Thursday July 12, 2007

Living in Philly, I think about ruins all the time. Mostly because they’re everywhere here. There are places less that a mile from City Hall that sit vacant and crumbling and gorgeous. (Like the Divine Lorraine hotel pictured in this flickr set that will soon be overpriced condos).
It’s really easy to romanticize this stuff mostly because it’s pretty and makes you stop and ponder in the way that art and smoking a cigarette and religion can. But you know, it’s a complete position of privilege to be able to say that it’s pretty. It’s easy to be in ah of urban ruins when you don’t have to live in the neighborhood that’s crumbling.

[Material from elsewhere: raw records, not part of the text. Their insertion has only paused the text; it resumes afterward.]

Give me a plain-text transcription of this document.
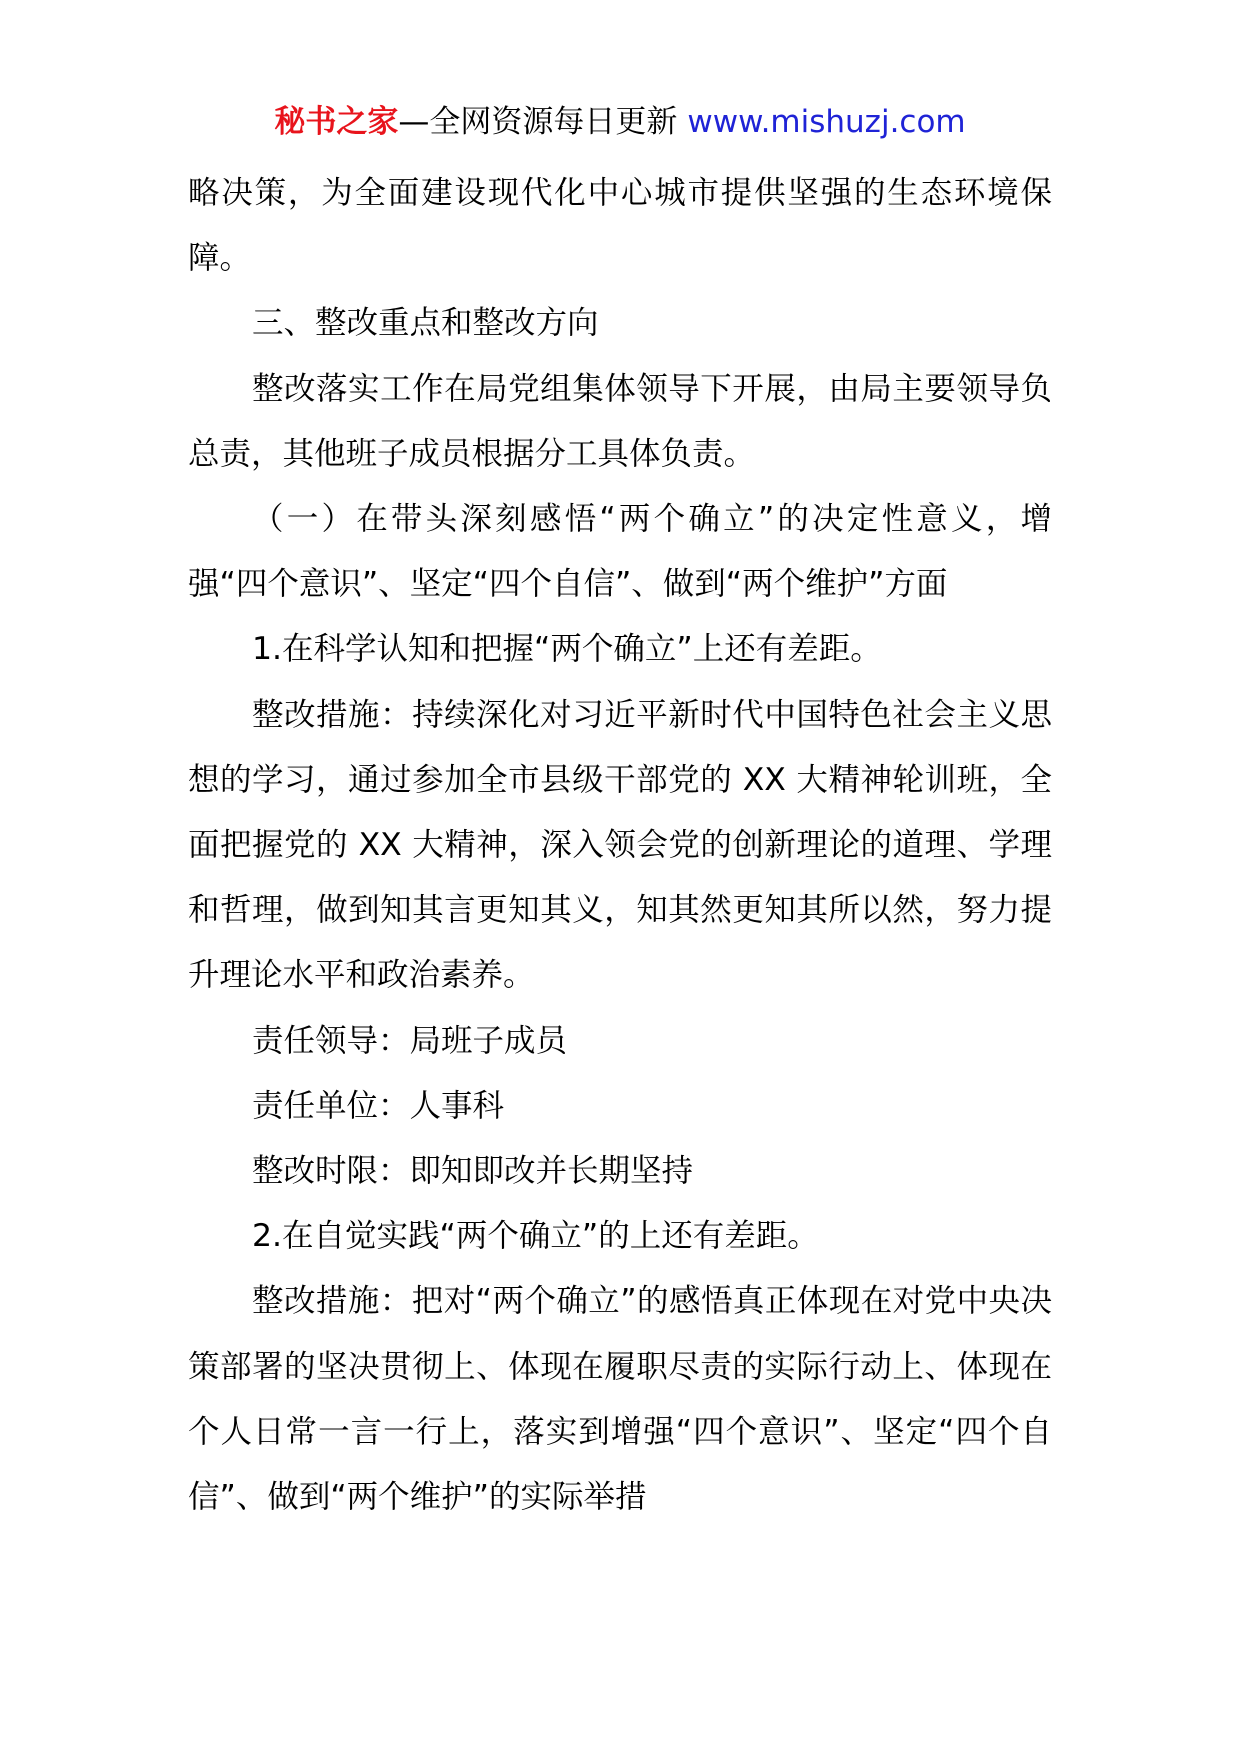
秘书之家—全网资源每日更新 www.mishuzj.com

略决策，为全面建设现代化中心城市提供坚强的生态环境保障。

三、整改重点和整改方向

整改落实工作在局党组集体领导下开展，由局主要领导负总责，其他班子成员根据分工具体负责。

（一）在带头深刻感悟“两个确立”的决定性意义，增强“四个意识”、坚定“四个自信”、做到“两个维护”方面

1.在科学认知和把握“两个确立”上还有差距。

整改措施：持续深化对习近平新时代中国特色社会主义思想的学习，通过参加全市县级干部党的 XX 大精神轮训班，全面把握党的 XX 大精神，深入领会党的创新理论的道理、学理和哲理，做到知其言更知其义，知其然更知其所以然，努力提升理论水平和政治素养。

责任领导：局班子成员

责任单位：人事科

整改时限：即知即改并长期坚持

2.在自觉实践“两个确立”的上还有差距。

整改措施：把对“两个确立”的感悟真正体现在对党中央决策部署的坚决贯彻上、体现在履职尽责的实际行动上、体现在个人日常一言一行上，落实到增强“四个意识”、坚定“四个自信”、做到“两个维护”的实际举措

The July issue of Harper’s has a great article about Detroit and what the author Rebecca Solnit calls “the post-American landscape.” I lived in Michigan several years ago not too far from Detroit and I once took some folks visiting from California on a drive through the city. One of them uttered the sentence all slow and film dialogue like, “This looks like Beirut” by which I think he meant, “How did this happen?” and “This is totally amazing.” Solnit romanticizes the decay too, but she has a vision for new green agricultural cities in places like Detroit that makes sense and is really beautiful to envision.
The photo above comes from photographer Julia Solis. There’s a whole gallery of ruins called The Garden of Crumbling Delights at the site of the group Ars Subterranea: The Society for Creative Preservation. Found over at the Dwell blog.